Year in review: sporting highlights of 2012

Wiggo win: Bradley Wiggins, Team GB Olympic cycling hero is BBC Sports Personality of the Year © BBC/Guy Levy

A sensational Olympics, the greatest comeback in golf history and the crowning of the world’s top national football team: 2012 has been a thrilling year in sport.

Not everybody loves sport. But even non-believers will accept that some of the most exciting and memorable moments of the last twelve months happened on track, pitch and field. From the London Olympics to Euro 2012, from the mountain cycle paths of France to the golf courses of Illinois, it has been a genuinely golden year.

Usain Bolt seals the deal

On the balmy evening of August 9th, London’s Olympic stadium crackled with anticipation. On the track, eight of the world’s fastest men stared fixedly ahead and jogged on the spot focusing their minds. The start gun sounded, and Usain Bolt powered ahead. Just 19.32 seconds later, he had passed the finishing line to become the first man to win back-to-back golds in both 100 and 200 metre sprints. ‘I have nothing left to prove,’ said Bolt. He is now officially the most dominant sprinter in history.

Brilliant Brits

For the British hosts, the London games brought plenty of other memorable moments. Mo Farah’s exuberant victories in the 5,000 and 10,000 metre races embedded him in the nation’s hearts; the frightening power of cyclists like Chris Hoy, Laura Trott and Bradley Wiggins, now chosen as BBC Sports Personality of the Year by the public, led to exhilarating victories in the velodrome. Cheeky and unflappable, Nicola Adams became the first female boxer to win an Olympic gold. And Jessica Ennis proved herself far more than the London 2012 poster girl with her heptathlon gold.

The triumph of Europe

But 2012 would have been an exciting year for sport even without the Games. Europe’s Ryder Cup team made one of the most astonishing comebacks of all time – in any sport. With one day remaining, America was leading 10-4 and Europe was facing humiliation. But after an almost flawless finale, the Europeans won by 14½ points to 13½. ‘I don’t know how heaven feels,’ said captain José María Olazábal, ‘but it must be close to this.’

A tale of one city

Was the finish to this year’s English Premier League the most exciting ever? Perhaps. With one game remaining, Manchester City needed only to win against relegation strugglers QPR to snatch the title from their illustrious rivals United. Simple? Not quite. QPR battled hard, and as the final whistle neared City were set for a devastating one-nil defeat. Then news filtered through that QPR would not be relegated, and in the chaotic final minutes City scored two goals. The half of Manchester supporting City exploded with joy; the other stared on in nightmarish disbelief as Man U’s hopes of the title were crushed.

Tendulkar’s super-century

Sachin Tendulkar’s crowning moment: mid-way through a one-day cricket match between India and Bangladesh, he deftly deflected a ball and jogged across for a single run. Immediately his opponents gathered around applauding. It was Tendulkar’s hundredth run in the match, completing his hundredth century in international cricket – an achievement that many would have considered impossible until he came along. England’s cricketers were also heroes this year, winning their first series in India since 1985 under captain Alastair Cook, who now has more centuries under his belt than any English batsman.

Four aces

For years, tennis has been dominated by four figures towering above their rivals: Novak Djokovic, Rafael Nadal, Roger Federer and Andy Murray. This was the year their tense four-way rivalry became electric, with Djokovic cementing his place at the top of the pile, Murray winning the US Open (his first major title) and an Olympic gold, and Federer returning to form with a virtuoso Wimbledon win. Every one of them could be remembered as an all-time great.

You Decide

  1. What were your best sporting moments of 2012?
  2. Do you think spectator sports have any value other than light entertainment? And if so, what?
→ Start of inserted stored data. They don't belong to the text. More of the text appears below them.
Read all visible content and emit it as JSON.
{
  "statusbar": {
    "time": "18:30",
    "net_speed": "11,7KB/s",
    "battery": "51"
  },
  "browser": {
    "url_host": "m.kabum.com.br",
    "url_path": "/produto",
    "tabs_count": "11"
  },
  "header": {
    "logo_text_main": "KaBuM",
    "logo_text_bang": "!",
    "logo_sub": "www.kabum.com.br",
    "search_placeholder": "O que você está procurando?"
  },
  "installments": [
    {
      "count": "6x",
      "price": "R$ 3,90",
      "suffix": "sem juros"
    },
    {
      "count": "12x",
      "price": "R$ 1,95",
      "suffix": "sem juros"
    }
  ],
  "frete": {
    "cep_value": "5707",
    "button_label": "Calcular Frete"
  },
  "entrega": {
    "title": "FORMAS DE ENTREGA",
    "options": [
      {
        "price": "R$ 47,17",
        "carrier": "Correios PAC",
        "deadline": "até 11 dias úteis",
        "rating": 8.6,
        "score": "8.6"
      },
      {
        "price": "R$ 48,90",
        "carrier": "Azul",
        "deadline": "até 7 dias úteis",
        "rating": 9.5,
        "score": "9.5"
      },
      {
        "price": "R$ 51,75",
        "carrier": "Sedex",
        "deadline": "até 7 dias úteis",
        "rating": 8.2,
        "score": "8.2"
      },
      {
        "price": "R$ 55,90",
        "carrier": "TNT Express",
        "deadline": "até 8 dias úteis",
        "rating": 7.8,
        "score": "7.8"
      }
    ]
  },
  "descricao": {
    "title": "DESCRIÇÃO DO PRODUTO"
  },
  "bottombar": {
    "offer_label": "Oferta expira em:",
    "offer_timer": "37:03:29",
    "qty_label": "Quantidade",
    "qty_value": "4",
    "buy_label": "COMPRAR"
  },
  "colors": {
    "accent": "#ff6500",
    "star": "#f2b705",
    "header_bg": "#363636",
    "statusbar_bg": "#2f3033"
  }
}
  1. Write an imaginary eyewitness report of one of the sporting highlights of the year for a newspaper or news website.
  2. Make a case for your sporting hero of 2012, and take a class vote.

Some People Say...

“Great sporting moments? There’s no such thing.”

What do you think?

Word Watch

2012 has one clear rival for the title of greatest ever league finish. In 1989, hot favourites Liverpool led the table heading into the final day. Their final game, however, was at home to an Arsenal side who lay just three points behind them in the table. To win the league, Arsenal had to beat Liverpool by two goals. ‘You haven’t got a prayer, Arsenal’, read one headline. But in the final minute of the final game, George Graham scored for Arsenal to make it two-nil. The Liverpool players collapsed on the turf, devastated.
Ryder Cup
One of the few major sporting events in which a whole continent competes as one, the Ryder Cup is contested once a year between Europe and the USA.